Dr. William E. Cullinan

Dr. William E. Cullinan, PT ’81, is dean of the College of Health Sciences, professor of biomedical sciences and director of the Integrative Neuroscience Research Center.

Cullinan received his bachelor’s degree in physical therapy from Marquette in 1981 and earned his doctorate in neuroscience from the University of Virginia in 1991. He did a postdoctoral research fellowship at the University of Michigan’s Mental Health Research Institute (1991–1995) before joining the Marquette faculty in the Department of Biomedical Sciences in 1995. His research laboratory, which has received funding from the National Institutes of Health and the National Alliance for Research on Schizophrenia and Depression, focuses on stimulatory and inhibitory brain circuits that regulate neuroendocrine responses to stress, and whose dysfunction leads to neuropsychiatric illnesses such as depression, anxiety disorders, and post-traumatic stress disorder. He has authored numerous research articles and book chapters on functional neuroanatomy, stress neurobiology, neuroendocrinology and neurophysiology in journals including Trends in Neurosciences, Brain Structure and Function, and the Journal of Neuroscience.

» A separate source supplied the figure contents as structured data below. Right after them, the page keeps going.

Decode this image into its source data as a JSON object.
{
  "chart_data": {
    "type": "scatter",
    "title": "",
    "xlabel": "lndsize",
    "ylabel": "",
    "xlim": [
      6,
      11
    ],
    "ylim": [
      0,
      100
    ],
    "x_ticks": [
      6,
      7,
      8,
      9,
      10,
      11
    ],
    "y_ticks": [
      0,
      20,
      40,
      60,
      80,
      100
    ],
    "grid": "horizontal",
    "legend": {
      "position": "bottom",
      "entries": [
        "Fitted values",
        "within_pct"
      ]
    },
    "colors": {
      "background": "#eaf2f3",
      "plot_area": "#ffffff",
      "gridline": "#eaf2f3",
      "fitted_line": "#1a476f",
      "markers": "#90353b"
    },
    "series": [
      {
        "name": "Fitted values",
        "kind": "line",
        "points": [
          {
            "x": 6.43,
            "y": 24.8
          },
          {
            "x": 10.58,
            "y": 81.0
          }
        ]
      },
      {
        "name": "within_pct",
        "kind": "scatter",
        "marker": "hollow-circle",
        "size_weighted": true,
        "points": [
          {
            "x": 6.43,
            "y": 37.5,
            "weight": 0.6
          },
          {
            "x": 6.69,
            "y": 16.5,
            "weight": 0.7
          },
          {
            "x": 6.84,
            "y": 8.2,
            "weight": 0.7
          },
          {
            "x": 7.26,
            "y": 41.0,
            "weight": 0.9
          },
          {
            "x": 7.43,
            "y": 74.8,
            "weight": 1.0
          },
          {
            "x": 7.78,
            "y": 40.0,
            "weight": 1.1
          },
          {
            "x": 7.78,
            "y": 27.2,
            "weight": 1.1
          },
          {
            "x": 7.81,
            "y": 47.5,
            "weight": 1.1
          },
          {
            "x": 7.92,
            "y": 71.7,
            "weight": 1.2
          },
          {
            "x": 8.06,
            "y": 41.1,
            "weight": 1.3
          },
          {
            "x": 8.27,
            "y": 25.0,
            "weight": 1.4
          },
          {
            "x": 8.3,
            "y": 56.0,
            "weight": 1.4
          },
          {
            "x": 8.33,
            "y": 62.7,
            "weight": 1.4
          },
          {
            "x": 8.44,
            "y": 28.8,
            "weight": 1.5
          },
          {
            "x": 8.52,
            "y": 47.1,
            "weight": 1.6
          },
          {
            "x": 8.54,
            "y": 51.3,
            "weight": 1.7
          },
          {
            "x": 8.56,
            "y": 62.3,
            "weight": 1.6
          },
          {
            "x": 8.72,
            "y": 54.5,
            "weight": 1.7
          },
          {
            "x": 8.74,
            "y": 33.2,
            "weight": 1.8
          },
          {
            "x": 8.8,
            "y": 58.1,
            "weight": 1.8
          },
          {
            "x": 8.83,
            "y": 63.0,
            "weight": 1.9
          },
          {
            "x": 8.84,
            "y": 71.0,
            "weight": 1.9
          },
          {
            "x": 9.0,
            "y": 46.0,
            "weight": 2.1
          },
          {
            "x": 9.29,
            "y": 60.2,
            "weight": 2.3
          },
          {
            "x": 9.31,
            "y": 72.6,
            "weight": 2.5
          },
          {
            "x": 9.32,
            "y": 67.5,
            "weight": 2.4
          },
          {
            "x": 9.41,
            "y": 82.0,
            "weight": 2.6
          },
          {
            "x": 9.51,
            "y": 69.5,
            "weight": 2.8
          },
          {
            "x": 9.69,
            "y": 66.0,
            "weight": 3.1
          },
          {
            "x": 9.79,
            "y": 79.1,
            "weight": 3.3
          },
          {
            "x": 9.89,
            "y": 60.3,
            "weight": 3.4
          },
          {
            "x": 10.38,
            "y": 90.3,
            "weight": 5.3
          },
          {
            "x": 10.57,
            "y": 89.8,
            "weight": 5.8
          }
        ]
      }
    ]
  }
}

He founded the Integrative Neuroscience Research Center at Marquette in 2001, which brings together campus neuroscientists around a biweekly seminar series.

Cullinan teaches courses in anatomy, neuroanatomy, and neuroscience to undergraduate students, as well as neuroanatomy to students in professional programs in physician assistant studies and in dentistry.  He also presents a biweekly neuroscience lecture series to neurosurgical residents at the Medical College of Wisconsin, where he is Adjunct Professor of Neurosurgery.  He also established and directs a unique human brain dissection and neuroscience review course that draws a large national audience to Marquette each year.  He was named to the International Advisory Board of Netter’s Atlas of Human Anatomy in 2018.

Cullinan has served as dean of the College of Health Sciences since 2007.  During his tenure as dean, the college has seen growth in undergraduate enrollment, expansion of clinical professional programs and research expenditures, the development and launching of new master’s and professional programs, the addition of new clinics, and elevated program national rankings.  He was also instrumental in the development of Marquette’s biomedical sciences undergraduate major, which was established in 1997 and quickly grew to become the university’s largest undergraduate program, currently serving as academic home to over 700 students.  He received the university’s John P. Raynor, S.J., Faculty Award for Teaching Excellence in 2002 and the John P. Raynor, S.J., Professorship in 2006.